The clear language of Georgia's statute governing a seller's agent's duties to a buyer is conclusive as to the scope of the agent's duties to the plaintiff, providing that a plaintiff cannot establish the element of legitimate/reasonable reliance if an alleged defect would have been discovered by reasonable inspection. See also Young v. Era Advantage Realty, 2022 MT 130 (Mont. Sup. Ct. 2022) (holding that a plaintiff buyer's negligence and constructive fraud claims against a seller's agent were legally unsuccessful because the plaintiff failed to present evidence that the seller's agent knew or should have known about undisclosed defects). [water intrusion]and the law governing the duties of real estate agents in Montana is [MCA §37-51-313(3)(a)] It regulates the scope of the seller's agent's obligations to the plaintiff buyer.
Conclusion
Increasingly, residential real estate purchasers are using the same facts and allegations in common law negligence and statutory claims against sellers' real estate agents. In Illinois in particular, claims for negligent misrepresentation are often supported by claims under the Illinois Residential Real Estate Disclosure Act and real estate licensing laws.

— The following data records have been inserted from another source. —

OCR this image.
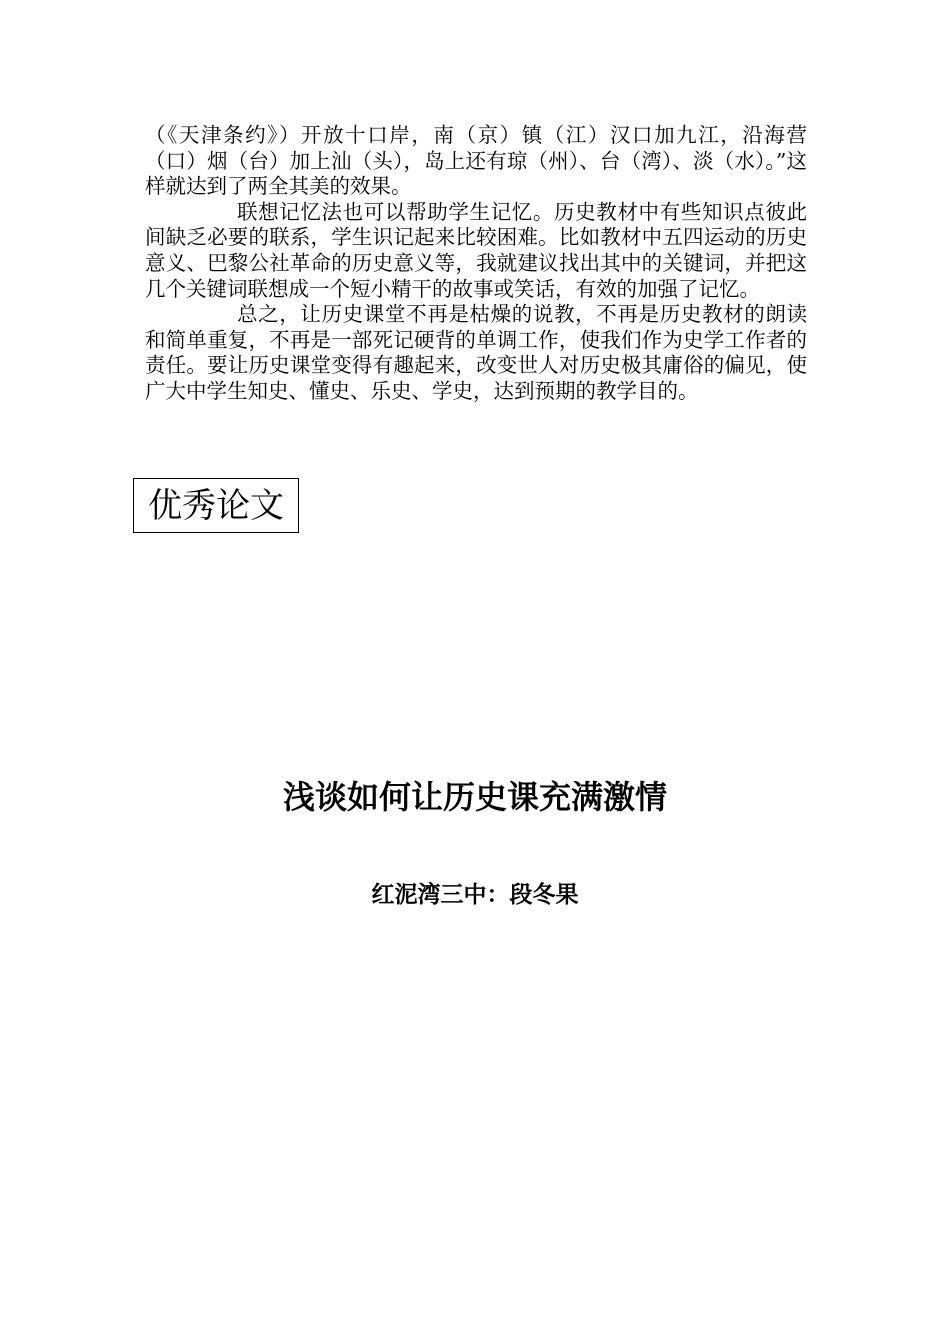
（《天津条约》）开放十口岸，南（京）镇（江）汉口加九江，沿海营（口）烟（台）加上汕（头），岛上还有琼（州）、台（湾）、淡（水）。”这样就达到了两全其美的效果。

联想记忆法也可以帮助学生记忆。历史教材中有些知识点彼此间缺乏必要的联系，学生识记起来比较困难。比如教材中五四运动的历史意义、巴黎公社革命的历史意义等，我就建议找出其中的关键词，并把这几个关键词联想成一个短小精干的故事或笑话，有效的加强了记忆。

总之，让历史课堂不再是枯燥的说教，不再是历史教材的朗读和简单重复，不再是一部死记硬背的单调工作，使我们作为史学工作者的责任。要让历史课堂变得有趣起来，改变世人对历史极其庸俗的偏见，使广大中学生知史、懂史、乐史、学史，达到预期的教学目的。

优秀论文
浅谈如何让历史课充满激情
红泥湾三中：段冬果
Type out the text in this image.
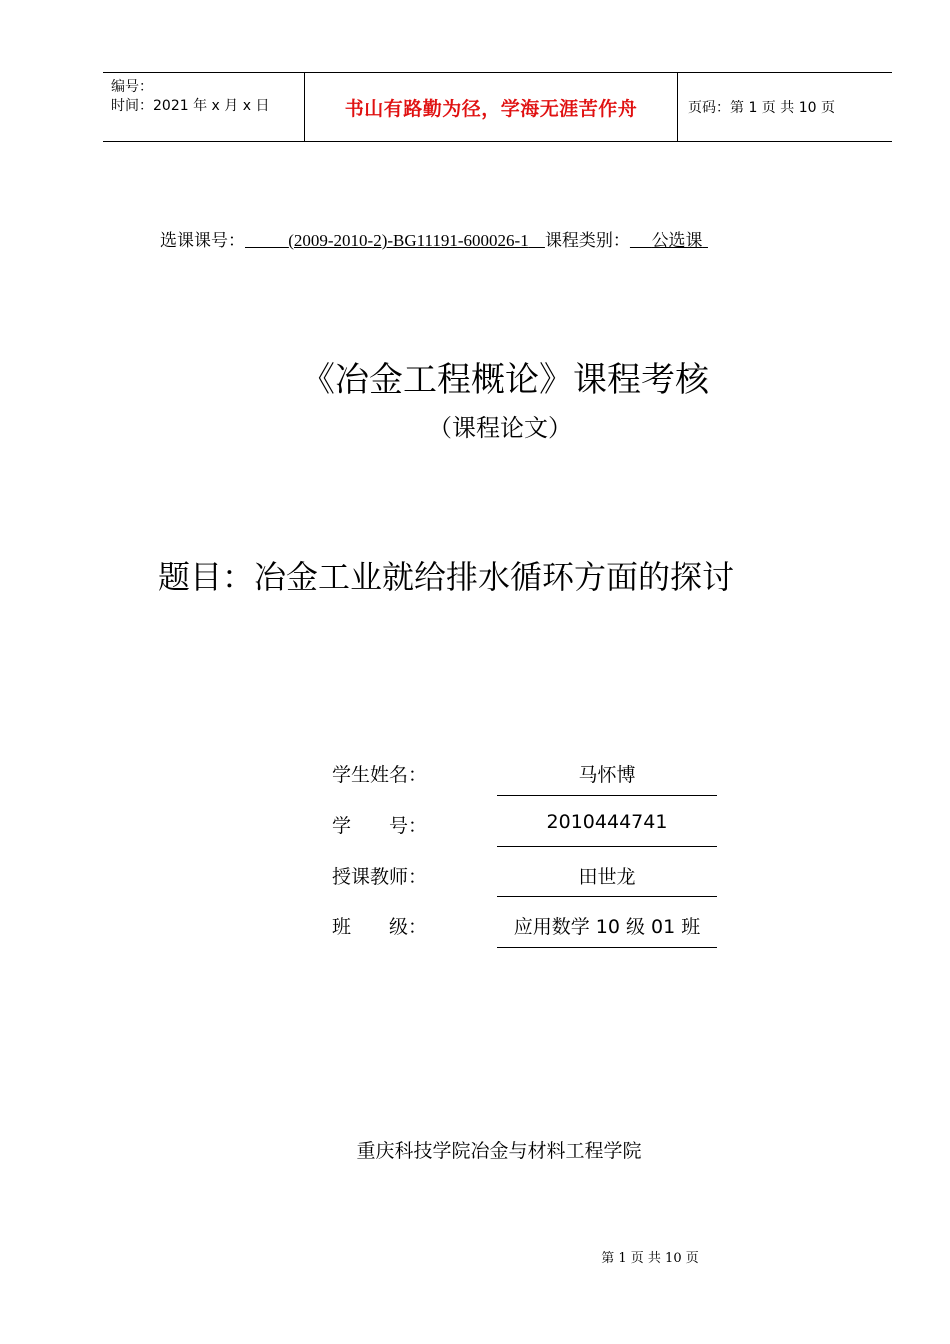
编号：
时间：2021 年 x 月 x 日	书山有路勤为径，学海无涯苦作舟	页码：第 1 页 共 10 页
选课课号：	(2009-2010-2)-BG11191-600026-1 课程类别： 公选课
《冶金工程概论》课程考核
（课程论文）
题目：冶金工业就给排水循环方面的探讨
学生姓名：	马怀博
学　　号：	2010444741
授课教师：	田世龙
班　　级：	应用数学 10 级 01 班
重庆科技学院冶金与材料工程学院
第 1 页 共 10 页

The sheer volume of these claims has resulted in multiple appellate court reviews of the various issues raised and what a plaintiff buyer must offer as evidence to satisfy the elements of the claim. As mentioned above, it is important for professional liability attorneys to monitor these appellate decisions and understand the nuanced analysis of these claims. Specifically, it is important to know the extent to which the statute governs the scope of a seller's agent's duties to a buyer and what evidence may be dispositive in establishing that a plaintiff buyer legitimately or reasonably relied on the agent's representations.
The law in this area evolves regularly, and conducting discovery with the considerations outlined above in mind can lead to decisive motion wins and save real estate professionals the costs and risks associated with taking these cases all the way to trial.